La bromatología es una antigua preocupación
de la humanidad y actualmente una ciencia que estudia los alimentos, su adecuada
preparación y su asimilación por el organismo, facilitándonos el conocimiento
de sus propiedades y de los principios de la alimentación saludable. Hace años que los nutricionistas (individuos y
empresas) se están poniendo las botas, asesorando en el arte del bien comer a
los ciudadanos del mal llamado primer mundo: un colectivo maleducado, ‘mal-alimentado’
y sujeto paciente de prescripciones alimentarias y terapéuticas, que se derivan
de patologías generadas por la malnutrición.
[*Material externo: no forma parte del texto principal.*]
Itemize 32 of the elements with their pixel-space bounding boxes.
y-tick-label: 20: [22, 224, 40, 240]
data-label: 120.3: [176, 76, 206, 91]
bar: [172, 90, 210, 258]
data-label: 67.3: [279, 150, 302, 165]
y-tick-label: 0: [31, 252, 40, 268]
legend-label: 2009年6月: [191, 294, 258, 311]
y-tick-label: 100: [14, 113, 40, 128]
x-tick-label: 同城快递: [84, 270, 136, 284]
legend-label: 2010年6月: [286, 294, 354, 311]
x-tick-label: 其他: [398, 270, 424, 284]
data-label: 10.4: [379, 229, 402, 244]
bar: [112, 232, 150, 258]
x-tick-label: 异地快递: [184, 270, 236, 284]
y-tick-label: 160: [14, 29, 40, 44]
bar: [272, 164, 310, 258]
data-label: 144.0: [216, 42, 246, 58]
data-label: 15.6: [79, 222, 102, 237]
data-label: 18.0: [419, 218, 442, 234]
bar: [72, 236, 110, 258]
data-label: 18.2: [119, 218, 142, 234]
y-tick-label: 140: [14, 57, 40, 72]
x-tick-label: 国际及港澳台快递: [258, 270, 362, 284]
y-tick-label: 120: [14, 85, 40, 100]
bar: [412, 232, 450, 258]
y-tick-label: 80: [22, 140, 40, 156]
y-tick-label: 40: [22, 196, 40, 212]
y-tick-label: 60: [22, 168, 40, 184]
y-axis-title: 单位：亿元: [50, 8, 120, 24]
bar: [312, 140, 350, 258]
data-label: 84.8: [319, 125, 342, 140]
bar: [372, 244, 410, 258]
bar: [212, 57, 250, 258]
Así pues, tenemos una deuda importante con los
profesionales de la educación alimentaria porque se ganan la vida ayudándonos a
mejorar y a prolongar la nuestra, contribuyendo, de paso, a rebajar el gasto
sanitario y asistencial que todos pagamos. Pero, con todo y con eso, hay cosas
que se les escapan. Algunos alimentos tienen propiedades que trascienden los
límites de la bioquímica y hasta los parámetros de la investigación científica.
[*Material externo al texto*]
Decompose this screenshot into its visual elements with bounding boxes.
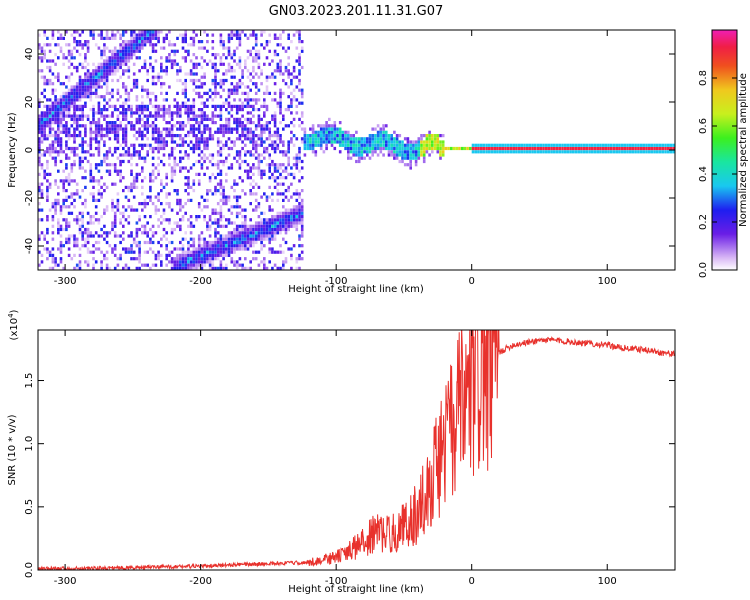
spectrogram-ytick-label: -20 bbox=[24, 190, 35, 206]
snr-ticks: -300 -200 -100 0 100 0.0 0.5 1.0 1.5 bbox=[24, 330, 675, 587]
snr-ylabel: SNR (10 * v/v) bbox=[7, 414, 18, 485]
colorbar-tick-label: 0.2 bbox=[698, 214, 709, 230]
snr-xlabel: Height of straight line (km) bbox=[288, 584, 424, 595]
spectrogram-xtick-label: 100 bbox=[598, 276, 617, 287]
snr-xtick-label: 0 bbox=[469, 576, 475, 587]
snr-series-line bbox=[38, 330, 675, 570]
spectrogram-ytick-label: -40 bbox=[24, 238, 35, 254]
snr-panel: -300 -200 -100 0 100 0.0 0.5 1.0 1.5 Height of s… bbox=[7, 309, 676, 595]
spectrogram-ytick-label: 0 bbox=[24, 147, 35, 153]
colorbar-tick-label: 0.4 bbox=[698, 166, 709, 182]
spectrogram-xtick-label: -200 bbox=[189, 276, 212, 287]
spectrogram-xlabel: Height of straight line (km) bbox=[288, 284, 424, 295]
snr-xtick-label: -300 bbox=[54, 576, 77, 587]
snr-multiplier: (x104) bbox=[7, 309, 20, 340]
colorbar-ticks: 0.0 0.2 0.4 0.6 0.8 bbox=[698, 70, 737, 278]
spectrogram-ytick-label: 40 bbox=[24, 48, 35, 61]
spectrogram-xtick-label: -300 bbox=[54, 276, 77, 287]
snr-xtick-label: -100 bbox=[325, 576, 348, 587]
snr-ytick-label: 0.0 bbox=[24, 562, 35, 578]
snr-ytick-label: 0.5 bbox=[24, 499, 35, 515]
snr-ytick-label: 1.5 bbox=[24, 373, 35, 389]
snr-xtick-label: -200 bbox=[189, 576, 212, 587]
spectrogram-ylabel: Frequency (Hz) bbox=[7, 112, 18, 188]
colorbar-label: Normalized spectral amplitude bbox=[738, 73, 749, 227]
colorbar-tick-label: 0.6 bbox=[698, 118, 709, 134]
spectrogram-heatmap bbox=[38, 30, 675, 270]
spectrogram-xtick-label: -100 bbox=[325, 276, 348, 287]
snr-frame bbox=[37, 329, 676, 571]
spectrogram-xtick-label: 0 bbox=[469, 276, 475, 287]
colorbar-tick-label: 0.0 bbox=[698, 262, 709, 278]
snr-xtick-label: 100 bbox=[598, 576, 617, 587]
snr-ytick-label: 1.0 bbox=[24, 436, 35, 452]
colorbar-tick-label: 0.8 bbox=[698, 70, 709, 86]
figure-title: GN03.2023.201.11.31.G07 bbox=[269, 4, 444, 19]
colorbar-gradient bbox=[712, 30, 737, 270]
colorbar: 0.0 0.2 0.4 0.6 0.8 Normalized spectral ampl… bbox=[698, 29, 749, 278]
spectrogram-ytick-label: 20 bbox=[24, 96, 35, 109]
Son atributos relacionados con convicciones y comportamientos sociales
aleatorios e imprevisibles y de difícil encaje en el quehacer investigador y/o
comercial.
Un caso paradigmático es el atún. Si
buscamos en la Wikipedia, constataremos que es un género integrado por una
docena de especies de peces que viven en el mar. Si consultamos sus propiedades
nutritivas, conoceremos que ayuda a disminuir
los niveles de colesterol y de triglicéridos y que, por ello, es recomendable su
consumo por quienes padecen enfermedades cardiovasculares. Tiene mayor
contenido en proteínas que las carnes y, además, aporta una cantidad importante
de vitaminas y minerales. Estas son las principales
propiedades de tan excelso manjar. No obstante, con el debido respeto a los
profesionales, me permito discrepar y añado: no solamente. Estoy convencido de que los científicos y
nutricionistas que han acreditado cuanto antecede olvidan un atributo
fundamental del atún: es uno de los peces que mejor congrega la amistad.
Me explicaré. El sábado pasado nos tocó hacer
la “cena del atún”: una arraigada costumbre que practicamos una decena de parejas
desde hace más de una década. No recuerdo exactamente cuando empezó, pero sí quién la promovió: Emilio Soler. Gran político y mejor persona que, por encima
o por debajo de ello (como se prefiera), es un formidable “niño grande”. Tan es
así que le encantan tres de las principales pasiones infantiles: el fútbol, los cómics y el chocolate. Y, más que las tres juntas, el Barça, cuando juega con
verticalidad (que es casi nunca) y golea,
y el atún. No he visto a nadie relamerse como él con esta vianda.
Todo empezó con una reunión circunstancial de
amigos, de procedencias diversas, para la que alguien preparó atún. Aquello
cuajó y ese ha sido el pretexto para convocar cuantas le han seguido. Aproximadamente
cada bimestre, concurrimos a una velada, que se celebra rotatoriamente en cada
una de nuestras casas, para la que puede proyectarse cualquier cosa, pero en la
que no debe faltar el atún. Lo hemos comido con tomate, a la naranja,
encebollado, con salsa de ñoras y nectarina, con tomate y pimiento, con
chocolate, etc., etc. Hemos cenado atún de almadraba, de aleta azul, bonito,
albacora… Por muchos aperitivos que precedan o postres que rematen el ágape, el
atún es siempre la estrella de la reunión.
No pueden hacerse una idea de la variedad
de personajes que nos sentamos a cenar. Es verdad que tenemos un denominador
común: todos somos amigos. Pero, salvada esa circunstancia, sumamos una
amalgama de caracteres, de experiencias y de vidas radicalmente diferentes.
Ello hace que pensemos y sintamos de muy distintas maneras y que disintamos y
discutamos con apasionamiento en numerosas ocasiones. No obstante, por arduas o
agrias que sean las discrepancias, siempre concluimos la velada en concordia. Algunos
estamos convencidos de que la culpa de ello la tienen unas propiedades secretas
que tiene el atún, que propician el afecto y la armonía y que no han
descubierto todavía ni científicos ni nutricionistas. A mi me convence tal
explicación porque mantiene viva una de mis mayores aspiraciones: disfrutar de
la amistad y del afecto. ¿No les apetece comprobarlo personalmente?